Eストアーは、1999年に創業したネットショップ専門のコンサルティング会社だ。「日本中をウェブショップだらけにしたい」という理念のもと、14年間で15万社のECサイトを支援してきた。

本セッションでは「ヤフーショッピング無料化でも本店の存在意義は変わらない!」と題して、“本店”すなわちモールではなく自社ドメインに自社で構築したECサイトだからこそ実現可能なマーケティングと、モールと支店を併存させるメリットについて、株式会社Eストアー ソリューション事業部取締役の高崎青史氏が語った。

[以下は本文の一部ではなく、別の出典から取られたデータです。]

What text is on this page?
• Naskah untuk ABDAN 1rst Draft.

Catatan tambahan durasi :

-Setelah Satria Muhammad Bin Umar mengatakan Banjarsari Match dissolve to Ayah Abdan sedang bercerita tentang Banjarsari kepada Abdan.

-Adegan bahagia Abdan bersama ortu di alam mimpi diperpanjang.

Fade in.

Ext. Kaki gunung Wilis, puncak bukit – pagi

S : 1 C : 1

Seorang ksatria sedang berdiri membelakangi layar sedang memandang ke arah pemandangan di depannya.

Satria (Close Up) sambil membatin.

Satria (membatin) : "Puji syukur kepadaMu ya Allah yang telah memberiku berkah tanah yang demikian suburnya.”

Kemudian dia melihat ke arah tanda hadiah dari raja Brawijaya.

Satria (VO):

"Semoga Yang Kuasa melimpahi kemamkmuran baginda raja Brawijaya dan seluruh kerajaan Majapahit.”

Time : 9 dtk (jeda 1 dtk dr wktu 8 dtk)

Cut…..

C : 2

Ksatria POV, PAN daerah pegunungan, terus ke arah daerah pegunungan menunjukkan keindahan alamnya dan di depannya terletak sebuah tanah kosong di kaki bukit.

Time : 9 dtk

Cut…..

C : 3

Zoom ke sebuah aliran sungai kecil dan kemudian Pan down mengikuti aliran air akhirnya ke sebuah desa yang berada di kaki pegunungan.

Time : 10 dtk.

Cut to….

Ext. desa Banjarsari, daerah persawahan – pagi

ECサイトを実現する上で、モール店と本店、どちらにもメリットとデメリットがある。楽天やヤフーやアマゾンは、すでにブランドと知名度が確立しており、圧倒的な集客力に加え、消費者への信頼感も大きい。一方で本店は、独自のブランディングが行いやすい、顧客と良質な関係性が築きやすい、サイトや顧客の分析および各種施策が行いやすいという特長がある。

消費者がECサイトを選ぶ導線は多様化している。それぞれの特徴を理解して、本店とモール店で見せ方を変えるなどの工夫をすることが大切である(高崎氏)

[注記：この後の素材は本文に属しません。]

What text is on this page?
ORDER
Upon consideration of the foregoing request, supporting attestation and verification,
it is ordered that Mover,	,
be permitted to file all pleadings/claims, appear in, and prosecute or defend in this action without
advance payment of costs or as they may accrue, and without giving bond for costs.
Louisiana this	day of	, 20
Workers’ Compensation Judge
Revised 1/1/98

たとえば、普段から楽天やヤフーやアマゾンなどのモール店を利用しているユーザーは、グーグル等の検索サイトで商品を検索して訪れるという行動よりも、それぞれのサイトのトップページから検索またはカテゴリーをたどって商品を購入するケースが多く、また同時に、価格を比較しながら商品を選ぶ傾向も強い。

本店の場合、一般的に、新規ユーザーが訪れる経路は、検索サイトの検索結果からの流入が多く、この場合、消費者は、価格よりもECサイトの価値観やデザイン性やメッセージの質を重視することが多い。

また、ソーシャル上で流入してきた利用者は、その共有元となったユーザーの意見に共感しているため、他のサイトや商品と比較することなく購買に至るケースが多いという。このように、流入導線によってユーザーの行動は異なるため、それにあわせたブランディングやサイト構築が必要になってくる

モール店の顧客を本店に誘導することが成功のカギ

だが、本店とモール店、両社をそれぞれの利用者に最適化して、バラバラに運営すれば良いわけではないと高崎氏は言う。「モール店と本店を上手く併用して、本店に上手く誘導する」ことで、自社のブランディングを高めることできるのだという。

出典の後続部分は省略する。